Le diplomate rentra donc en Allemagne en mars 1946. Il n’échappa pas à la procédure de dénazification et aux interrogatoires menés par les officiers du renseignement américain – dont les archives sont conservées à l’Institut für Zeitgeschichte de Munich –, qui se finirent en 1947 devant le tribunal de Wolfratshausen. Son appartenance au Parti national-socialiste et à la SS ne facilita guère les choses et il fallut que les veuves d’Helmuth von Moltke et d’Adams von Trott zu Solz, les conjurés de 1944 exécutés par Hitler, ainsi que Carl Jacob Burckhardt et Eugen Gerstenmaier, un survivant du cercle de Kreisau, témoignent en sa faveur. C’est au cours de ces dépositions que les Américains apprirent que Gottfried von Nostitz ne s’était pas contenté de faire passer des réfugiés en territoire helvétique, mais qu’il avait également livré des informations sur l’évolution de la politique étrangère allemande aux autorités suisses. Les sources ne nous en apprennent malheureusement pas davantage, mais il est plausible de penser que Barbara Borsinger savait pertinemment à qui elle s’adressait lorsqu’elle demanda un sauf-conduit au diplomate. Avant de devenir la première juge pénale suisse, sa sœur Verena Borsinger travaillait pour le compte des services de renseignement helvétiques, et leur frère Paul Borsinger était directeur du Service suisse des ondes courtes et bien introduit dans les milieux politiques de la ville fédérale. Ils auraient assez logiquement pu avertir Barbara des sympathies du vice-consul.

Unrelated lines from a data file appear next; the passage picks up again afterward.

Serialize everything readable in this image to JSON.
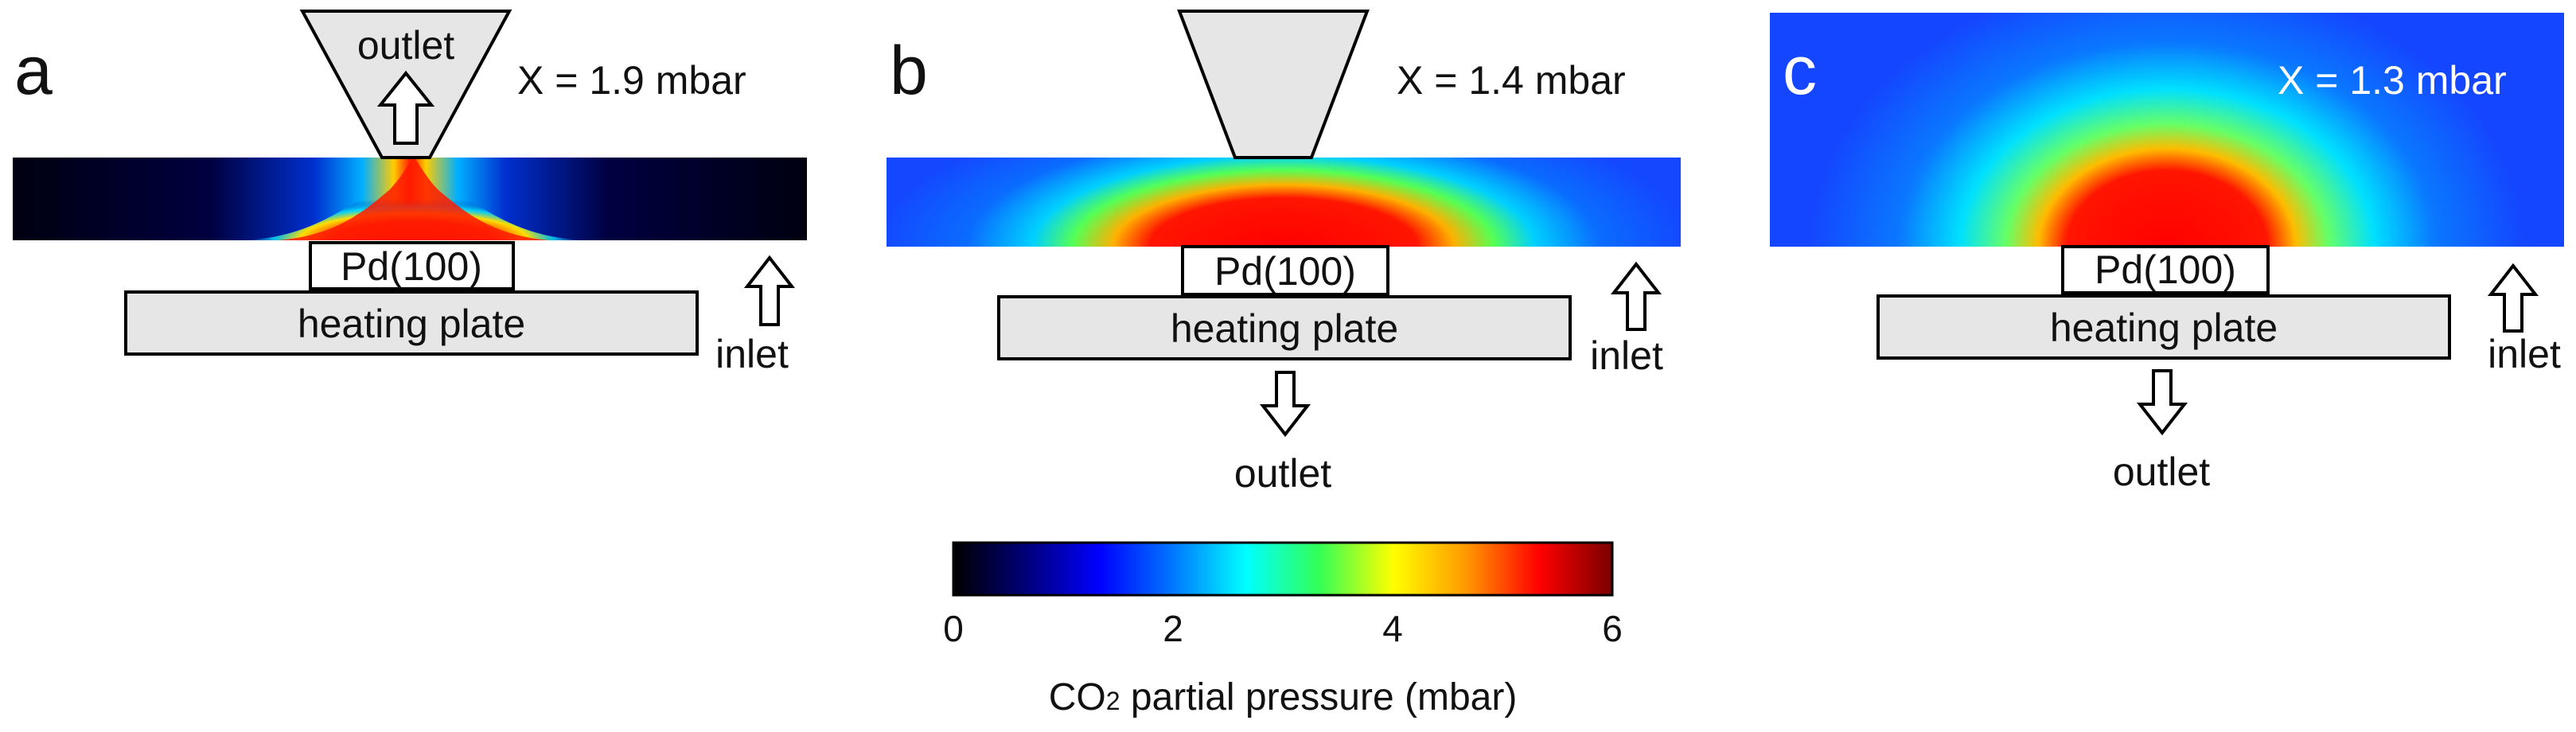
{
  "colormap": {
    "stops": [
      "#000000",
      "#00007a",
      "#0000ff",
      "#0077ff",
      "#00ffff",
      "#33ff55",
      "#ffff00",
      "#ff9900",
      "#ff0000",
      "#7a0000"
    ],
    "tick_labels": [
      "0",
      "2",
      "4",
      "6"
    ],
    "range": [
      0,
      6
    ],
    "title_main": "CO",
    "title_sub": "2",
    "title_rest": " partial pressure (mbar)"
  },
  "panels": [
    {
      "letter": "a",
      "x_label": "X = 1.9 mbar",
      "top_nozzle_label": "outlet",
      "crystal_label": "Pd(100)",
      "heater_label": "heating plate",
      "inlet_label": "inlet",
      "bottom_outlet_label": "",
      "background_level": 0.0,
      "peak_level": 5.2
    },
    {
      "letter": "b",
      "x_label": "X = 1.4 mbar",
      "top_nozzle_label": "",
      "crystal_label": "Pd(100)",
      "heater_label": "heating plate",
      "inlet_label": "inlet",
      "bottom_outlet_label": "outlet",
      "background_level": 1.4,
      "peak_level": 5.2
    },
    {
      "letter": "c",
      "x_label": "X = 1.3 mbar",
      "top_nozzle_label": "",
      "crystal_label": "Pd(100)",
      "heater_label": "heating plate",
      "inlet_label": "inlet",
      "bottom_outlet_label": "outlet",
      "background_level": 1.3,
      "peak_level": 5.1
    }
  ]
}
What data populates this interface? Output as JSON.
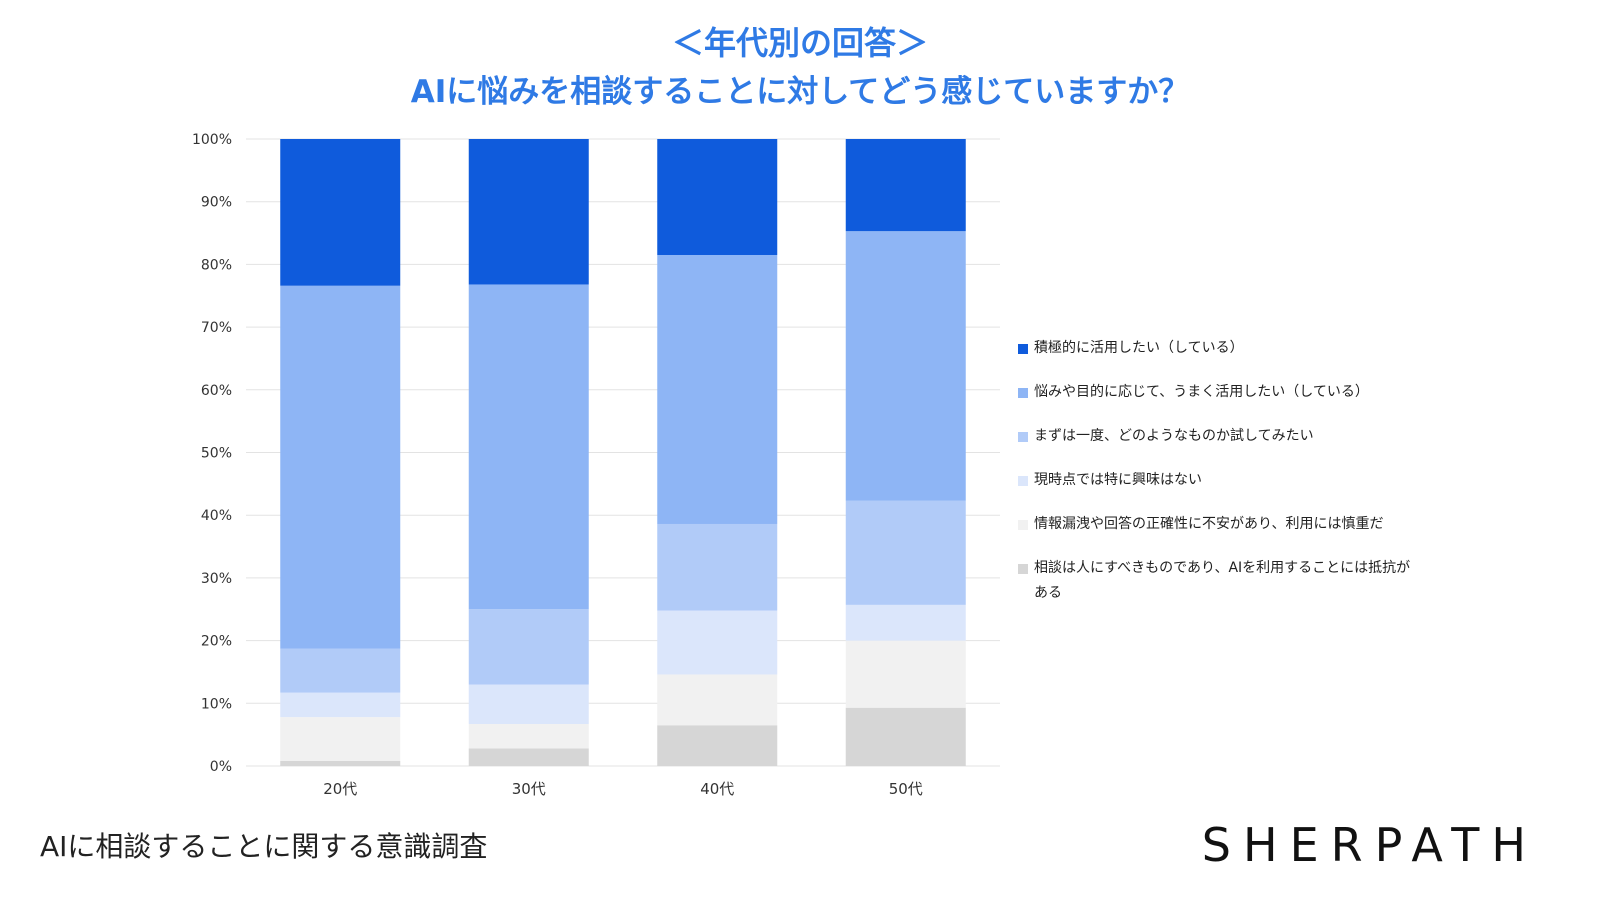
{
  "header": {
    "title_line1": "＜年代別の回答＞",
    "title_line2": "AIに悩みを相談することに対してどう感じていますか？"
  },
  "footer": {
    "caption": "AIに相談することに関する意識調査",
    "brand": "SHERPATH"
  },
  "chart_data": {
    "type": "bar",
    "stacked": true,
    "normalized": true,
    "categories": [
      "20代",
      "30代",
      "40代",
      "50代"
    ],
    "yticks": [
      "0%",
      "10%",
      "20%",
      "30%",
      "40%",
      "50%",
      "60%",
      "70%",
      "80%",
      "90%",
      "100%"
    ],
    "ylim": [
      0,
      100
    ],
    "grid": true,
    "legend_position": "right",
    "series": [
      {
        "name": "相談は人にすべきものであり、AIを利用することには抵抗がある",
        "color": "#d6d6d6",
        "values": [
          0.8,
          2.8,
          6.5,
          9.3
        ]
      },
      {
        "name": "情報漏洩や回答の正確性に不安があり、利用には慎重だ",
        "color": "#f1f1f1",
        "values": [
          7.0,
          3.9,
          8.1,
          10.7
        ]
      },
      {
        "name": "現時点では特に興味はない",
        "color": "#dbe6fb",
        "values": [
          3.9,
          6.3,
          10.2,
          5.7
        ]
      },
      {
        "name": "まずは一度、どのようなものか試してみたい",
        "color": "#b1cbf8",
        "values": [
          7.0,
          12.0,
          13.8,
          16.6
        ]
      },
      {
        "name": "悩みや目的に応じて、うまく活用したい（している）",
        "color": "#8eb5f5",
        "values": [
          57.9,
          51.8,
          42.9,
          43.0
        ]
      },
      {
        "name": "積極的に活用したい（している）",
        "color": "#0f5bdc",
        "values": [
          23.4,
          23.2,
          18.5,
          14.7
        ]
      }
    ],
    "legend_order": [
      "積極的に活用したい（している）",
      "悩みや目的に応じて、うまく活用したい（している）",
      "まずは一度、どのようなものか試してみたい",
      "現時点では特に興味はない",
      "情報漏洩や回答の正確性に不安があり、利用には慎重だ",
      "相談は人にすべきものであり、AIを利用することには抵抗がある"
    ]
  }
}
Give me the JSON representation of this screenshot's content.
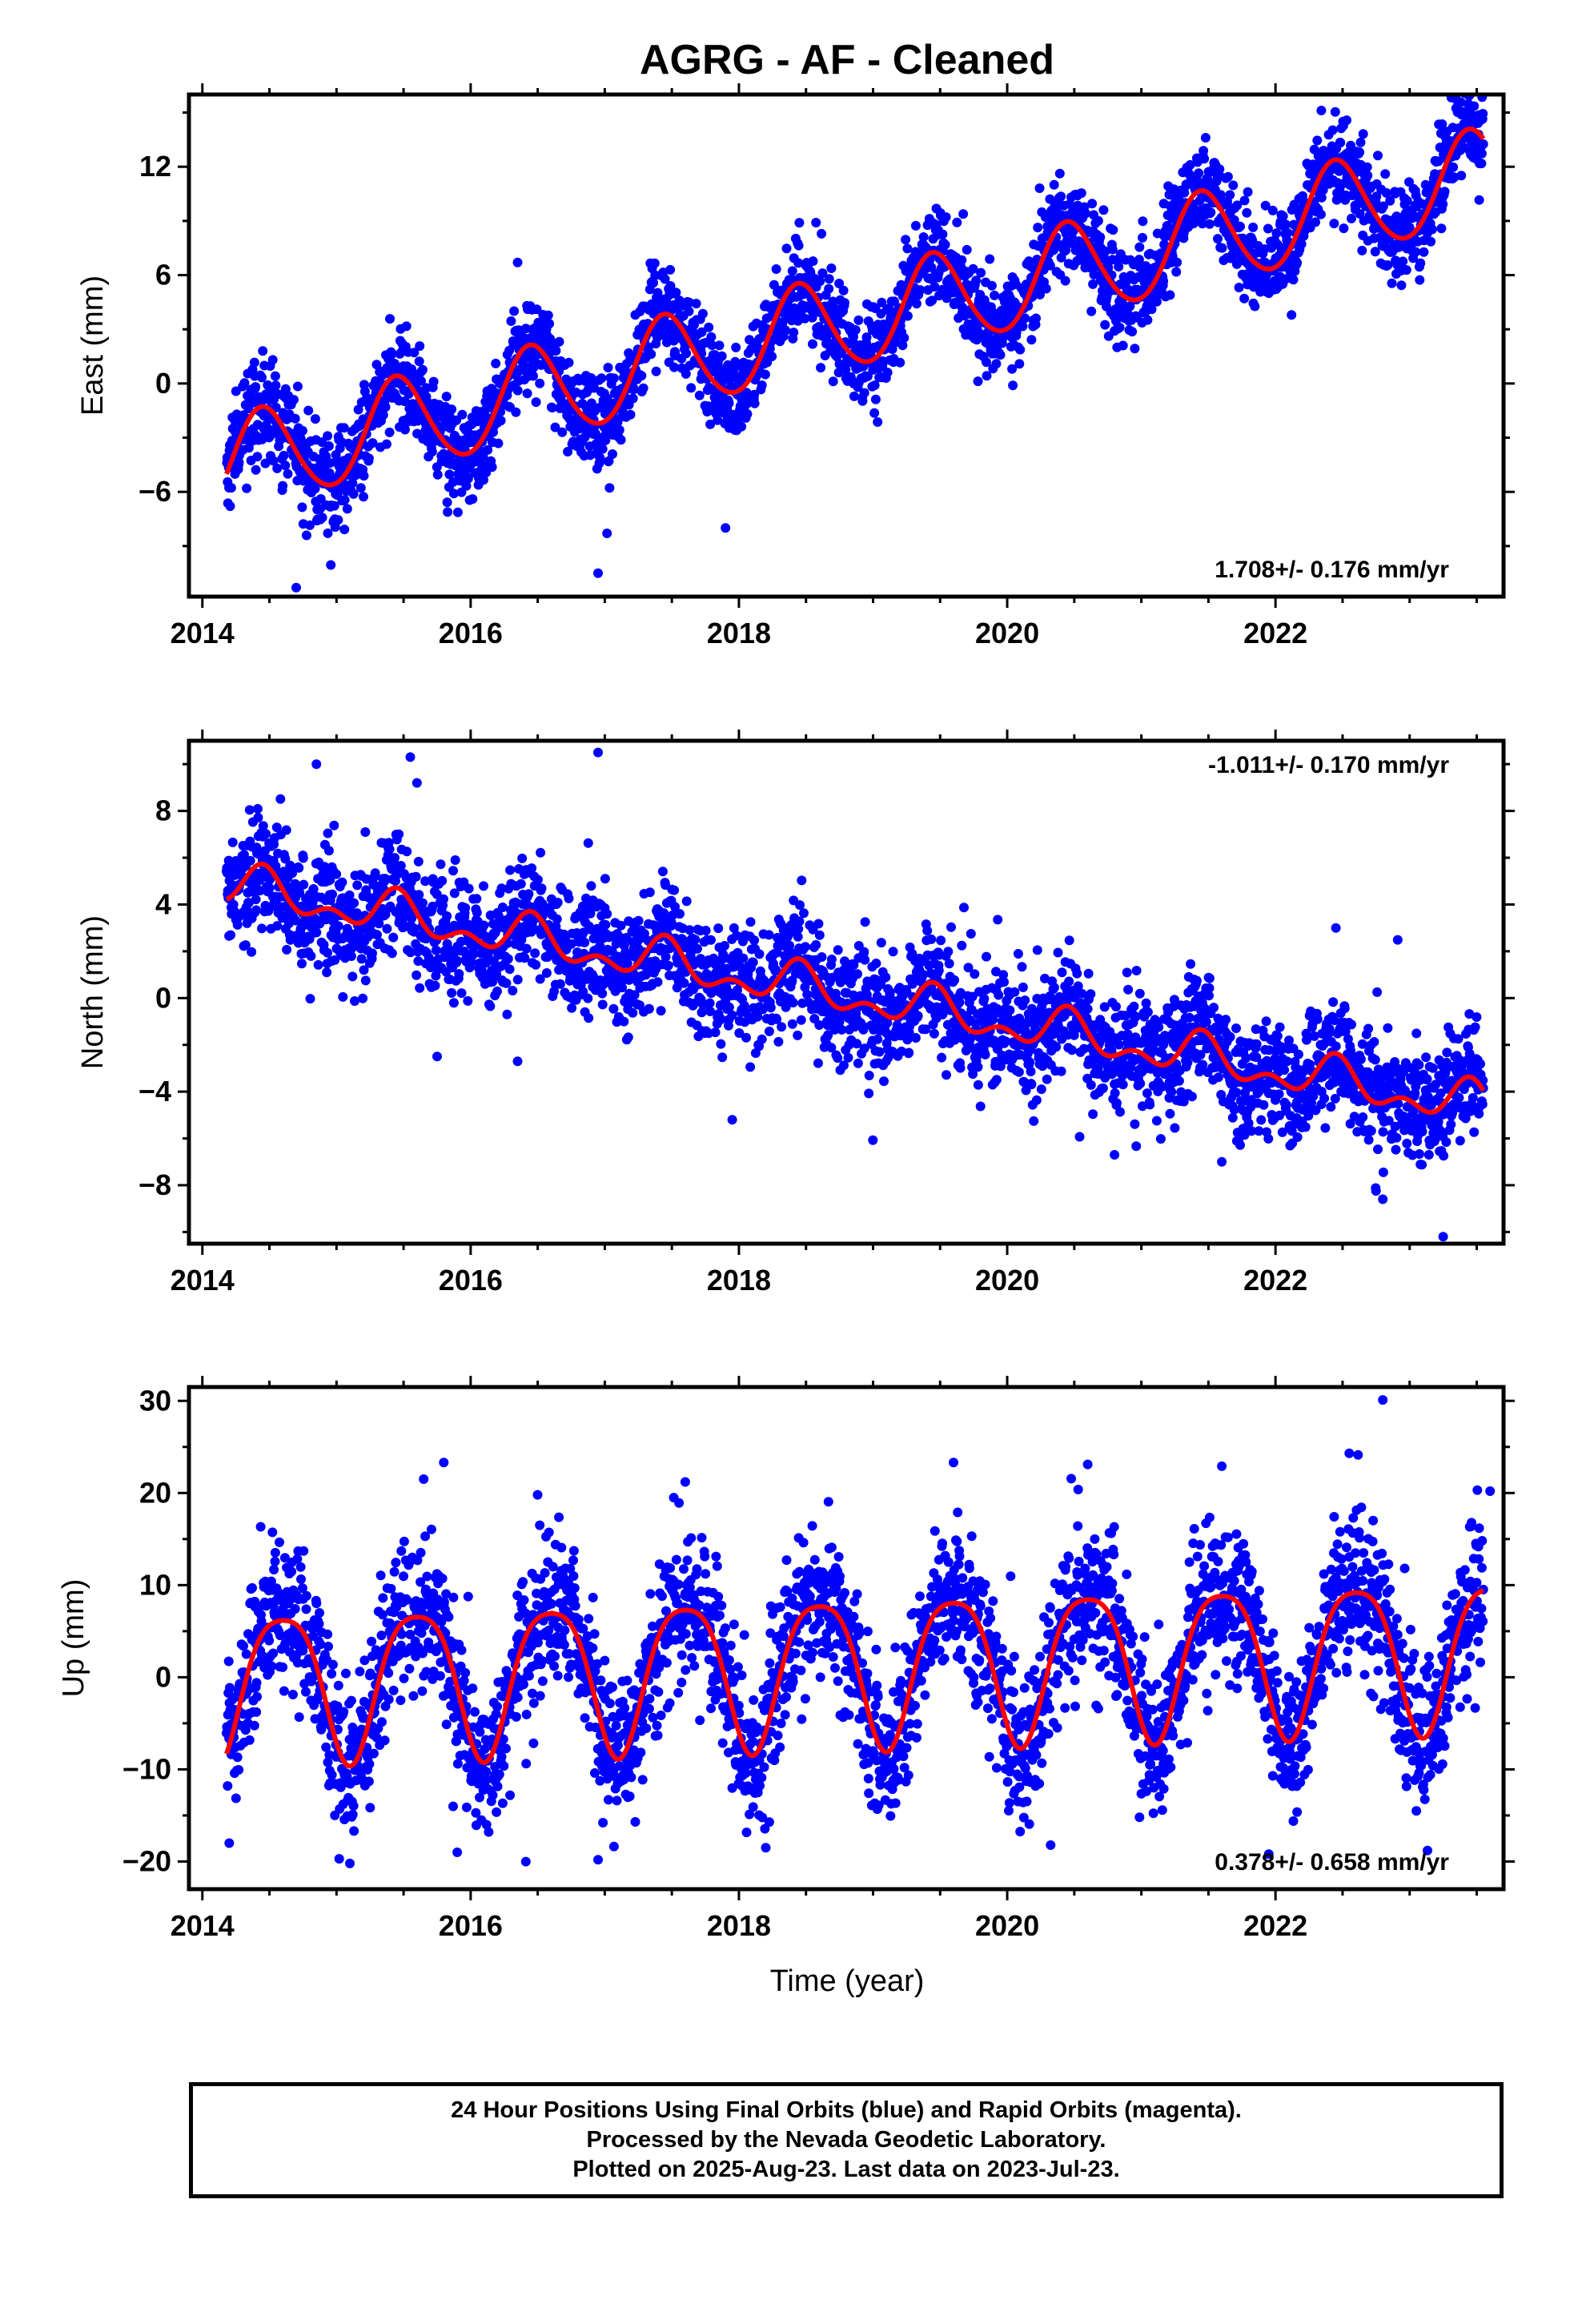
{
  "figure": {
    "title": "AGRG  - AF - Cleaned",
    "xlabel": "Time (year)",
    "footer": [
      "24 Hour Positions Using Final Orbits (blue) and Rapid Orbits (magenta).",
      "Processed by the Nevada Geodetic Laboratory.",
      "Plotted on 2025-Aug-23. Last data on 2023-Jul-23."
    ],
    "colors": {
      "points": "#0000ff",
      "model": "#ff0000",
      "frame": "#000000"
    }
  },
  "chart_data": [
    {
      "type": "scatter",
      "ylabel": "East (mm)",
      "rate_label": "1.708+/- 0.176 mm/yr",
      "rate_position": "bottom-right",
      "xlim": [
        2013.9,
        2023.7
      ],
      "ylim": [
        -11.8,
        16
      ],
      "xticks": [
        2014,
        2016,
        2018,
        2020,
        2022
      ],
      "yticks": [
        -6,
        0,
        6,
        12
      ],
      "model": {
        "name": "",
        "offset": -4.5,
        "trend": 1.708,
        "annual_amp": 2.6,
        "annual_peak": 0.45,
        "semi_amp": 0.2,
        "semi_peak": 0.4
      },
      "scatter_sd": 1.3,
      "data_range": [
        2014.18,
        2023.55
      ],
      "outliers": [
        [
          2014.45,
          1.8
        ],
        [
          2016.35,
          6.7
        ],
        [
          2016.95,
          -10.5
        ],
        [
          2014.7,
          -11.3
        ],
        [
          2018.45,
          8.9
        ],
        [
          2017.9,
          -8.0
        ],
        [
          2020.35,
          11.0
        ],
        [
          2023.45,
          15.2
        ]
      ]
    },
    {
      "type": "scatter",
      "ylabel": "North (mm)",
      "rate_label": "-1.011+/- 0.170 mm/yr",
      "rate_position": "top-right",
      "xlim": [
        2013.9,
        2023.7
      ],
      "ylim": [
        -10.5,
        11
      ],
      "xticks": [
        2014,
        2016,
        2018,
        2020,
        2022
      ],
      "yticks": [
        -8,
        -4,
        0,
        4,
        8
      ],
      "model": {
        "name": "",
        "offset": 4.8,
        "trend": -1.011,
        "annual_amp": 0.7,
        "annual_peak": 0.45,
        "semi_amp": 0.5,
        "semi_peak": 0.45
      },
      "scatter_sd": 1.2,
      "data_range": [
        2014.18,
        2023.55
      ],
      "outliers": [
        [
          2014.85,
          10.0
        ],
        [
          2015.55,
          10.3
        ],
        [
          2016.95,
          10.5
        ],
        [
          2015.6,
          9.2
        ],
        [
          2015.75,
          -2.5
        ],
        [
          2016.35,
          -2.7
        ],
        [
          2017.95,
          -5.2
        ],
        [
          2020.8,
          -6.7
        ],
        [
          2022.8,
          -8.6
        ],
        [
          2023.25,
          -10.2
        ],
        [
          2021.6,
          -7.0
        ],
        [
          2022.45,
          3.0
        ]
      ]
    },
    {
      "type": "scatter",
      "ylabel": "Up (mm)",
      "rate_label": "0.378+/- 0.658 mm/yr",
      "rate_position": "bottom-right",
      "xlim": [
        2013.9,
        2023.7
      ],
      "ylim": [
        -23,
        31.5
      ],
      "xticks": [
        2014,
        2016,
        2018,
        2020,
        2022
      ],
      "yticks": [
        -20,
        -10,
        0,
        10,
        20,
        30
      ],
      "model": {
        "name": "",
        "offset": -0.5,
        "trend": 0.378,
        "annual_amp": 8.0,
        "annual_peak": 0.6,
        "semi_amp": 1.5,
        "semi_peak": 0.35
      },
      "scatter_sd": 4.0,
      "data_range": [
        2014.18,
        2023.55
      ],
      "outliers": [
        [
          2015.8,
          23.3
        ],
        [
          2015.65,
          21.5
        ],
        [
          2017.6,
          21.2
        ],
        [
          2019.6,
          23.3
        ],
        [
          2020.6,
          23.1
        ],
        [
          2021.6,
          22.9
        ],
        [
          2022.55,
          24.3
        ],
        [
          2022.8,
          30.1
        ],
        [
          2023.6,
          20.2
        ],
        [
          2016.95,
          -19.8
        ],
        [
          2015.9,
          -19.0
        ],
        [
          2018.2,
          -18.5
        ],
        [
          2021.95,
          -19.2
        ],
        [
          2014.2,
          -18.0
        ],
        [
          2023.05,
          -14.5
        ]
      ]
    }
  ]
}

Quoi qu’il en soit, les preuves produites par les témoins lors du procès de Gottfried von Nostitz suffirent, et ce dernier fut déclaré innocent, opposant au régime nazi et, consécration dans l’Allemagne d’Adenauer, résistant actif. Le vieil aristocrate s’éteignit en 1976, non sans avoir encore servi son pays au sein de la mission diplomatique allemande de La Haye, puis à Sao Paulo en 1957, et enfin à Santiago du Chili de 1964 à 1967, années durant lesquelles il fut décoré Grande Croix du mérite avec étoile de la République fédérale d’Allemagne pour services rendus.